My last day with BearingPoint is a week from day, on Thursday 27 July. As I go through my last days here, I’m taking stock of the things I won’t miss:
- The circuitous parking deck
- The funny smell in the corridors outside the elevators on the parking deck levels
- The depressing, silent elevator ride every morning
- Overhearing painfully cliche Dilbert-esque elevator banter
- Waiting in line for the damn microwave
- The 12 square feet of billboard space dedicated to CYA regulatory compliance posters explaining my rights to decline a polygraph and earn minimum wage
- The immensely annoying ringtone on my Cisco IP phone (yes, I could change it, but it’s easier to curse the darkness than light a candle)
- Remembering to log into my phone every morning
- Wearing an ID badge everywhere I go
- Dressing up every day for no good reason
- Paying $5 for the privilege of wearing jeans on select Fridays
- Commuting on the toll road every day
- Being the only person in the company who has used
gdb or WinDbg to solve hard problems
- Abusing an endless supply of good coffee
- Having to violate corporate IT policy on pain of death and termination in order to run any operating system developed within the last five years
- Developing .NET apps on a Dell Latitude D600 identical to the ones BE hands out to all its other employees, be they admin assistants, management units, business analysts, or senior developers
- Developing software with Oracle 8i
- Security policies that can be summarized as “fuck it, just unplug the damn thing, your work isn’t that important”

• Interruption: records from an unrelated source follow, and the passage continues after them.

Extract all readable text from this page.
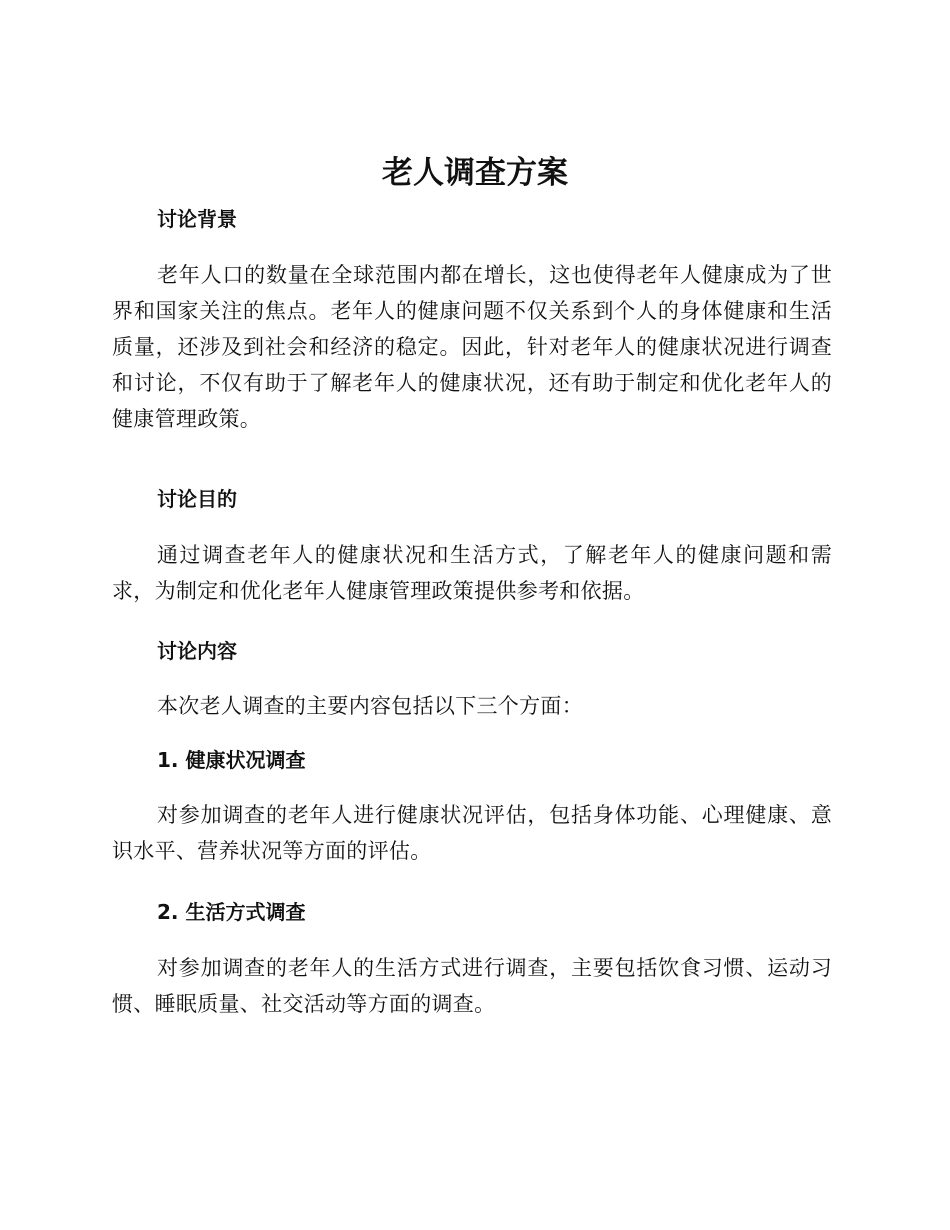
老人调查方案
讨论背景

老年人口的数量在全球范围内都在增长，这也使得老年人健康成为了世界和国家关注的焦点。老年人的健康问题不仅关系到个人的身体健康和生活质量，还涉及到社会和经济的稳定。因此，针对老年人的健康状况进行调查和讨论，不仅有助于了解老年人的健康状况，还有助于制定和优化老年人的健康管理政策。

讨论目的

通过调查老年人的健康状况和生活方式，了解老年人的健康问题和需求，为制定和优化老年人健康管理政策提供参考和依据。

讨论内容

本次老人调查的主要内容包括以下三个方面：

1. 健康状况调查

对参加调查的老年人进行健康状况评估，包括身体功能、心理健康、意识水平、营养状况等方面的评估。

2. 生活方式调查

对参加调查的老年人的生活方式进行调查，主要包括饮食习惯、运动习惯、睡眠质量、社交活动等方面的调查。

- Keeping a timesheet, daily, on pain of death and termination
- Wondering which key employee will be leaving this month
- Overhearing other employees tell eachother how ready they are to go home at the end of the day, and knowning how they feel
- Counting the days until the next weekend
- Sunday evening depression in anticipation of work on Monday
Of course, it’s not been all (or even mostly) bad, but as I’m on my way out, I can’t help but notice all the little things that have bugged me for over two years, and delight in the knowledge I will suffer them no longer.